Grosser Preis der Freien Hansestadt Bremen
- Class: Group 3
- Location: Bremen Racecourse Bremen, Germany
- Final run: 4 November 2007
- Race type: Flat / Thoroughbred
- Website: Bremen

Race information
- Distance: 1,600 metres (1 mile)
- Surface: Turf
- Track: Right-handed
- Qualification: Three-years-old and up
- Weight: 56 kg (3yo); 58 kg (4yo+) Allowances 2 kg for fillies and mares 1 kg if not won €12,000 * Penalties 3 kg for Group 1 winners * 2 kg for Group 2 winners * 1 kg for Group 3 winners * * since January 1
- Purse: €50,000 (2007) 1st: €32,000

= Grosser Preis der Freien Hansestadt Bremen =

The Grosser Preis der Freien Hansestadt Bremen was a Group 3 flat horse race in Germany open to thoroughbreds aged three years or older. It was run at Bremen over a distance of 1,600 metres (about 1 mile), and it was scheduled to take place each year in late October or early November.

The event was given Group 3 status in 2002, and it remained at Bremen until 2006. It was staged at Hanover as the Grosser Preis des Autoring Hannover in 2007.

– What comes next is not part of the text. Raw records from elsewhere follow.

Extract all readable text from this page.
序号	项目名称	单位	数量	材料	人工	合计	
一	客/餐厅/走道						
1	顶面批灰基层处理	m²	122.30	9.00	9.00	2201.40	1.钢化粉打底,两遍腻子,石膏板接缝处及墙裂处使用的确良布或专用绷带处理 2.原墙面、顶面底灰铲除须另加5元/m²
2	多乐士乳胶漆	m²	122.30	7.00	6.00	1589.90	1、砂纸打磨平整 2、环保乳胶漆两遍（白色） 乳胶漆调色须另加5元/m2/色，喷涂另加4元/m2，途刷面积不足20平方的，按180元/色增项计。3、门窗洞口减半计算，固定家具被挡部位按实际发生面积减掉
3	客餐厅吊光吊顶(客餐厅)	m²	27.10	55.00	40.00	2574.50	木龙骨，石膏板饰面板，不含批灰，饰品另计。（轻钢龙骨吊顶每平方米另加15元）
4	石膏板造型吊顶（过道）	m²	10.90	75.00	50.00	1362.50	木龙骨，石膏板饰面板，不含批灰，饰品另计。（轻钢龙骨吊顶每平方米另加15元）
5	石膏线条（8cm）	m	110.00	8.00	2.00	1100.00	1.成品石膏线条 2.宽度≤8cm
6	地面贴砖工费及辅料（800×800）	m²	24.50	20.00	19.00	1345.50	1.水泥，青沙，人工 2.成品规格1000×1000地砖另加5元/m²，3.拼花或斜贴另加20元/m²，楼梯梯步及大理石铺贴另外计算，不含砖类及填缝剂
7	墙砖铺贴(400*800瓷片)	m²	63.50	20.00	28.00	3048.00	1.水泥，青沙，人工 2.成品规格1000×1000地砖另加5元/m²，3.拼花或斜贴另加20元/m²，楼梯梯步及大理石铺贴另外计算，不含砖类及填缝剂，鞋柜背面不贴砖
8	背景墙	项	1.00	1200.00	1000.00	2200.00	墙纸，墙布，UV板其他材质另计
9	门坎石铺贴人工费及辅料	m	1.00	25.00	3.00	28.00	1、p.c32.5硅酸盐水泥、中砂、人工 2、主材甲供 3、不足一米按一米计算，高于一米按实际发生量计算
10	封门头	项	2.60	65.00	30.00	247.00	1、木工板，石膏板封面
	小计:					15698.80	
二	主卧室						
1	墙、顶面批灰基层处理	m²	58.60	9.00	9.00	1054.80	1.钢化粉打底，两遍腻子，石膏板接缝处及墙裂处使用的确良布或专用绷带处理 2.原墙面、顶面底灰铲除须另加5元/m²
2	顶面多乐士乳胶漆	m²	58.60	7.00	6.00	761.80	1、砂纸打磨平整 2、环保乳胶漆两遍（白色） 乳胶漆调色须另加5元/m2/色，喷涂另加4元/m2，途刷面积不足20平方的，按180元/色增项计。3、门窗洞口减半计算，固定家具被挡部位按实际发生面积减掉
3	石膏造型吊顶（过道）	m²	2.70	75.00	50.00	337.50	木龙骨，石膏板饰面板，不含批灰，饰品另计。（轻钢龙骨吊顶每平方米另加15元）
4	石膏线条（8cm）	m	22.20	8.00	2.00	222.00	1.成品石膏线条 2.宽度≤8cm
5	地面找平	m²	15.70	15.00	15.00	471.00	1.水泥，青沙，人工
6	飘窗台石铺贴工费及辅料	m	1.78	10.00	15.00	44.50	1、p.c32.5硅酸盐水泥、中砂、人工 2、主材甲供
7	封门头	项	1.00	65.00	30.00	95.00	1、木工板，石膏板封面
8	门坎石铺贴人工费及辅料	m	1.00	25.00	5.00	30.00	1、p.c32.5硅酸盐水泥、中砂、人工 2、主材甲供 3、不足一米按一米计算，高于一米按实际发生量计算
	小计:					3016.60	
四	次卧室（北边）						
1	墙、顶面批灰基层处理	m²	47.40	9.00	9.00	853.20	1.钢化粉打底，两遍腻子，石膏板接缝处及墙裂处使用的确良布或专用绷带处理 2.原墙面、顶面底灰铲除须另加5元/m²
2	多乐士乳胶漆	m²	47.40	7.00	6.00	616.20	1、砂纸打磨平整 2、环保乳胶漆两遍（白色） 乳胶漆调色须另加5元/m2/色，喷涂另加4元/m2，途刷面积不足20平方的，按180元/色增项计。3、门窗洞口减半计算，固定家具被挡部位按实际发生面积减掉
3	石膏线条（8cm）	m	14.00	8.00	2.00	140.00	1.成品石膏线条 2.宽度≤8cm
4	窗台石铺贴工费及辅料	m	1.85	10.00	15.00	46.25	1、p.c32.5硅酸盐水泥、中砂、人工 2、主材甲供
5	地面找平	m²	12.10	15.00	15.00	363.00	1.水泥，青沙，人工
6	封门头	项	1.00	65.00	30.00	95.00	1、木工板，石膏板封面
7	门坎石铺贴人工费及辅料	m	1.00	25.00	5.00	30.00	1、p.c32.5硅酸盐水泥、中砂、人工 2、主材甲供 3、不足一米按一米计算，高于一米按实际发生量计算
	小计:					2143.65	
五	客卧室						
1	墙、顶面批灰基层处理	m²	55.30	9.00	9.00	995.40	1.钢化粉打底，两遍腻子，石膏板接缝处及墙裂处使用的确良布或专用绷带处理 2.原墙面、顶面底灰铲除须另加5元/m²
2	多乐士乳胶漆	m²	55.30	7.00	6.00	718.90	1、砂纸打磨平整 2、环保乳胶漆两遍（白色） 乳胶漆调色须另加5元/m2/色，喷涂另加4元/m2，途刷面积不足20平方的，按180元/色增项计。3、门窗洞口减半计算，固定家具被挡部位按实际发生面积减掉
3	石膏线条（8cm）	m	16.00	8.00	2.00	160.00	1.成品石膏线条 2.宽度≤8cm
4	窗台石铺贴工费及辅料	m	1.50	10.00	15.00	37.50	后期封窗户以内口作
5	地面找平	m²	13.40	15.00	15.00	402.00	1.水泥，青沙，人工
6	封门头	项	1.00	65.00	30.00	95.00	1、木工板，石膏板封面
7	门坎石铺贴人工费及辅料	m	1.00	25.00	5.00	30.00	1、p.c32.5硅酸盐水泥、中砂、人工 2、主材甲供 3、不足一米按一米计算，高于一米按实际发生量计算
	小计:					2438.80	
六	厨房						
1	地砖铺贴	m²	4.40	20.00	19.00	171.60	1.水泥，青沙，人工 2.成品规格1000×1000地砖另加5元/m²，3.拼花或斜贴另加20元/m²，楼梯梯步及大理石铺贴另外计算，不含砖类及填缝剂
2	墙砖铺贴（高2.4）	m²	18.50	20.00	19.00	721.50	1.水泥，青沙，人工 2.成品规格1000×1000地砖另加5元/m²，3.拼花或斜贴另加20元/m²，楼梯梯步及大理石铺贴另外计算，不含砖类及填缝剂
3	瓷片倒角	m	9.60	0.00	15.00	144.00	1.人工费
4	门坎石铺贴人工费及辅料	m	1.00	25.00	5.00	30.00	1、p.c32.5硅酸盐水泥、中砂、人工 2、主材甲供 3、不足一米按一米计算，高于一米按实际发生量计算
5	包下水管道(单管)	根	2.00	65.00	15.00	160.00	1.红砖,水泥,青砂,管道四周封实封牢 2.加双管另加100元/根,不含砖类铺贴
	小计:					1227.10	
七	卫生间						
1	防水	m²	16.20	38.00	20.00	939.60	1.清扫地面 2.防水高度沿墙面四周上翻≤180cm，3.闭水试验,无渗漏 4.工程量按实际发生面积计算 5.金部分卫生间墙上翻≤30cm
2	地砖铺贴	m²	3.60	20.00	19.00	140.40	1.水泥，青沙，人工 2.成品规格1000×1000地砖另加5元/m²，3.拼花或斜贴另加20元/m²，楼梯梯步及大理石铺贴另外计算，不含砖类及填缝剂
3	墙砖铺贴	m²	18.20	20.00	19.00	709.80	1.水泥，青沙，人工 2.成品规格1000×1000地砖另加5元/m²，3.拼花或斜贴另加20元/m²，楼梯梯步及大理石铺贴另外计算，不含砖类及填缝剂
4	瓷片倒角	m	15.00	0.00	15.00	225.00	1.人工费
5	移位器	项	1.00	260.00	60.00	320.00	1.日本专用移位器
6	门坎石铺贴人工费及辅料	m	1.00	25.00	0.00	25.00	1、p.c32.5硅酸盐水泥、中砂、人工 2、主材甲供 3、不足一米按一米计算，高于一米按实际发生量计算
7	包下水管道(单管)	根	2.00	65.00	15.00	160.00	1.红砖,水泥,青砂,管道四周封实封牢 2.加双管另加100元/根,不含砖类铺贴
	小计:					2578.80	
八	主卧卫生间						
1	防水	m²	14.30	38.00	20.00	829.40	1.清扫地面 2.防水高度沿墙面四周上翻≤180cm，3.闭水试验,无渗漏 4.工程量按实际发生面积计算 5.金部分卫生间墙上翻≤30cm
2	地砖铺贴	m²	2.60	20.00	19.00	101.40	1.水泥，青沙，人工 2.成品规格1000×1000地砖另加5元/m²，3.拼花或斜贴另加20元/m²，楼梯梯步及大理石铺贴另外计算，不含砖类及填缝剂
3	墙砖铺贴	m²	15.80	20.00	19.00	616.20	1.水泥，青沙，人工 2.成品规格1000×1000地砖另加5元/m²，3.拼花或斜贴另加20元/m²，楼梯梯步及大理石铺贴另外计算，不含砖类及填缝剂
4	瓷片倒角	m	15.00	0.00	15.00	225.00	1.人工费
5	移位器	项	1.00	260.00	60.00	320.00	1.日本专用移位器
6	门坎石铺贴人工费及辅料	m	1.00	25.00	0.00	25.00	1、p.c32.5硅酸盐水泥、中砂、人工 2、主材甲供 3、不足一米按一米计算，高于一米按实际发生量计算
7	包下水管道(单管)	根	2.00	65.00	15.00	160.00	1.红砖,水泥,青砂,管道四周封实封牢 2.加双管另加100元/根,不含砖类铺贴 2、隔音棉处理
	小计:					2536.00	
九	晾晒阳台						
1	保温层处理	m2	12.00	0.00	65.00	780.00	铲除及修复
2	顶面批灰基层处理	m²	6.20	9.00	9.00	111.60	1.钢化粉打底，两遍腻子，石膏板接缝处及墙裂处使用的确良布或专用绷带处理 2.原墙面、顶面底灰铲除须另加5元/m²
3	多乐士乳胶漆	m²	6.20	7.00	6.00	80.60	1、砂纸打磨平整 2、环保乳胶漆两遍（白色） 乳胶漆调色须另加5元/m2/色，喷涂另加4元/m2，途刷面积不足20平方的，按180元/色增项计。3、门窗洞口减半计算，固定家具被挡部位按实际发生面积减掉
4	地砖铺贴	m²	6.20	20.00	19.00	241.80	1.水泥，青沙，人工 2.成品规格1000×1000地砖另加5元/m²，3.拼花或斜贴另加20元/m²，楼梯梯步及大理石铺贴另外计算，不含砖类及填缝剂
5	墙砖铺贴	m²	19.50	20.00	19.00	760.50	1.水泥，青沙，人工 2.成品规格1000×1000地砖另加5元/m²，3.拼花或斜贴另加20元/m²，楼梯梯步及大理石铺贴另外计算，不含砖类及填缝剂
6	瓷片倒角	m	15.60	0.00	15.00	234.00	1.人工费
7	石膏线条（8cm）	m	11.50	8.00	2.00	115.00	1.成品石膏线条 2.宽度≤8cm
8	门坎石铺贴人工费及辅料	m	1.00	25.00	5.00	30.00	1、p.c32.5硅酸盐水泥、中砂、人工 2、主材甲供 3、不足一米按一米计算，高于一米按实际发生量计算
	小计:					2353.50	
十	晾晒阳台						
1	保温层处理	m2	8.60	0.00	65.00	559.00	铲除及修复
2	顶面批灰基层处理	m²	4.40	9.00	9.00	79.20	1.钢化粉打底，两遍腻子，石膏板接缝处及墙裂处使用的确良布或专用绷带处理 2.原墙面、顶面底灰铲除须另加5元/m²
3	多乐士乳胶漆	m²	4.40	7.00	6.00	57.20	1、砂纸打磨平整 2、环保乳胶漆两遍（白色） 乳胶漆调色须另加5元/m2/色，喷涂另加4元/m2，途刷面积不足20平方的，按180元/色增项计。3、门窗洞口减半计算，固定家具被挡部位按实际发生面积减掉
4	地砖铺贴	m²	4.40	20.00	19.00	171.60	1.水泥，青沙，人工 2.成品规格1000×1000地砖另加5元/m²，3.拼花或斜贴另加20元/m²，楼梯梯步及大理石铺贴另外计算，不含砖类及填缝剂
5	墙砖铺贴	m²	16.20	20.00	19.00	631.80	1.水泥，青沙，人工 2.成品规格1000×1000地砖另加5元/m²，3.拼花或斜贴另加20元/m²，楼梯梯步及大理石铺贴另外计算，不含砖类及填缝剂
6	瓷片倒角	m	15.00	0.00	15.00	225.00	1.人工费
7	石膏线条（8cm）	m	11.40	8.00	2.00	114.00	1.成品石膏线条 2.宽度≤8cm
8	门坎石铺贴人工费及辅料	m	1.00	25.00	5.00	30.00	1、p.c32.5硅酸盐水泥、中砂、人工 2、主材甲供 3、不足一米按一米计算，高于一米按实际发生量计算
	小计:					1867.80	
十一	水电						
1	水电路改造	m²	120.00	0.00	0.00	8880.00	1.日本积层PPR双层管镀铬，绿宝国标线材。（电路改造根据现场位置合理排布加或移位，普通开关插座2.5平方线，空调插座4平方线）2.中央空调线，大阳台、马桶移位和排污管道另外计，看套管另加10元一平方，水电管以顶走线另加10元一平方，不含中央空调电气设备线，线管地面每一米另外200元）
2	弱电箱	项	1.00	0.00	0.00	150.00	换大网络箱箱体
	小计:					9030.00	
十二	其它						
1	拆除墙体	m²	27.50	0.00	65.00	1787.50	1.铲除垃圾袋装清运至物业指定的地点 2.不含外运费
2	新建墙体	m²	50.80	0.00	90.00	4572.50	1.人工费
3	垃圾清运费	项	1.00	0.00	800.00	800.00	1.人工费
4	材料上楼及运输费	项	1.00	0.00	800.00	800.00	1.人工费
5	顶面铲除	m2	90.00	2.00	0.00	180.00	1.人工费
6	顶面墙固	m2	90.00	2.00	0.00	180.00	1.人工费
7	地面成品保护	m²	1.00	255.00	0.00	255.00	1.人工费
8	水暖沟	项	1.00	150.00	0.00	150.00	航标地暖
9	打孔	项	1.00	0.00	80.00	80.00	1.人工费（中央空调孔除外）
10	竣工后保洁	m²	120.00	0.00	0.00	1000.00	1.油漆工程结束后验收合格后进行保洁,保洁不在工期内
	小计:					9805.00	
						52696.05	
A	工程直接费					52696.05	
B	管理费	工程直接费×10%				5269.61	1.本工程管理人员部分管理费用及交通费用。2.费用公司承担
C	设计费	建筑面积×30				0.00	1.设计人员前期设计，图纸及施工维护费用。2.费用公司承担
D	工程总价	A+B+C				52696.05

The race was discontinued in 2008.

==Records==
Most successful horse:
- no horse won this race more than once in the period shown
----
Leading jockey:
- no jockey won this race more than once in the period shown
----
Leading trainer since 2002 (2 wins):
- Erika Mäder – Up and Away (2002), Lucidor (2006)

==Winners since 2002==
| Year | Winner | Age | Jockey | Trainer | Time |
| 2002 | Up and Away | 8 | Alexander Pietsch | Erika Mäder | 1:40.47 |
| 2003 | Capital Secret | 6 | Marc Timpelan | Mario Hofer | 1:41.25 |
| 2004 | Tiberius Caesar | 4 | Andreas Suborics | Peter Schiergen | 1:37.96 |
| 2005 | König Turf | 3 | Torsten Mundry | Christian Sprengel | 1:38.85 |
| 2006 | Lucidor | 3 | Eduardo Pedroza | Erika Mäder | 1:37.39 |
| 2007 | Mharadono | 4 | Wladimir Panov | Peter Hirschberger | 1:46.59 |
 The 2007 running took place at Hanover.